Eran el sexto mes, el sexto día, la hora sexta. El preciso momento predicho por el Antiguo Testamento, cuando la Historia de la Tierra cambiaría. Las guerras, los disturbios de siglos recientes no habían sido más que ensayos, como una probatura del clima para determinar cuándo la Humanidad estaría en condiciones de ser conducida. Bajo César, se habían regocijado cuando los cristianos eran arrojados a los leones. Con Hitler, cuando los judíos eran reducidos a restos calcinados. Ahora la democracia se estaba debilitando, las drogas que perturban la mente se habían convertido en un modo de vida y, en los pocos países donde la libertad de cultos aún se permitía, se sostenía unánimemente que Dios había muerto. De Laos al Líbano, el hermano se había vuelto contra el hermano, los padres contra los hijos. Los ómnibus escolares y los mercados explotaban diariamente en el fragor creciente de la vehemencia preparatoria.
También los estudiosos de la Biblia habían visto la aparición de símbolos bíblicos que anunciaban el acontecimiento que ahora se verificaba. Bajo la forma del Mercado Común había surgido el Sacro Imperio Romano y, con la creación del Estado de Israel, los judíos habían vuelto a la Tierra Prometida. Unido al hambre mundial y a la desintegración de la estructura económica internacional, eso demostraba algo más que una mera coincidencia de acontecimientos. De manera obvia, se trataba de una conspiración de éstos. El Apocalipsis lo había predicho todo.
A medida que la estrella negra se fue tornando más brillante en las alturas del cielo, el canto se hizo más fuerte y el centro de basalto del planeta reverberó con su potencia. Entre las sumergidas ruinas de la antigua ciudad de Meguido, el anciano Bugenhagen pudo sentirlo y lloró.

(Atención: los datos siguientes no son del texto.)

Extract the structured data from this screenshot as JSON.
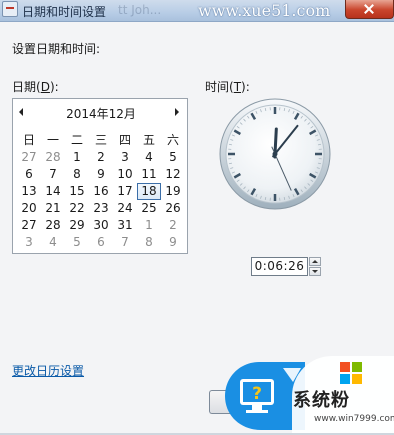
{
  "window": {
    "title": "日期和时间设置",
    "title_ghost": "tt Joh...",
    "watermark": "www.xue51.com"
  },
  "heading": "设置日期和时间:",
  "date_section": {
    "label_prefix": "日期(",
    "accel": "D",
    "label_suffix": "):"
  },
  "time_section": {
    "label_prefix": "时间(",
    "accel": "T",
    "label_suffix": "):"
  },
  "calendar": {
    "month_title": "2014年12月",
    "weekdays": [
      "日",
      "一",
      "二",
      "三",
      "四",
      "五",
      "六"
    ],
    "weeks": [
      [
        "27",
        "28",
        "1",
        "2",
        "3",
        "4",
        "5"
      ],
      [
        "6",
        "7",
        "8",
        "9",
        "10",
        "11",
        "12"
      ],
      [
        "13",
        "14",
        "15",
        "16",
        "17",
        "18",
        "19"
      ],
      [
        "20",
        "21",
        "22",
        "23",
        "24",
        "25",
        "26"
      ],
      [
        "27",
        "28",
        "29",
        "30",
        "31",
        "1",
        "2"
      ],
      [
        "3",
        "4",
        "5",
        "6",
        "7",
        "8",
        "9"
      ]
    ],
    "selected_day": "18"
  },
  "clock": {
    "hours": 0,
    "minutes": 6,
    "seconds": 26
  },
  "time_value": "0:06:26",
  "change_calendar_link": "更改日历设置",
  "logo": {
    "text": "系统粉",
    "url": "www.win7999.com"
  },
  "colors": {
    "link": "#0a5aa8",
    "accent_blue": "#1a8fe3",
    "titlebar": "#b8cde6"
  }
}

Sus pergaminos y tablillas eran inútiles ahora. En el desierto, en las afueras de Israel, el turno de noche de estudiosos arqueólogos se detuvo en su trabajo y las herramientas quedaron silenciosas mientras el suelo comenzaba a temblar.
En su butaca de primera clase del vuelo 747 que se dirigía de Washington a Roma, Robert Thorn también lo sintió y rutinariamente ajustó el cinturón de su asiento, preocupado con lo que le esperaba abajo. Aun cuando hubiese sabido la razón de la turbulencia repentina, habría sido demasiado tarde, porque en ese momento, en el subsuelo del Ospedale Generale de Roma, una piedra destrozaba la cabeza del que debía ser su hijo.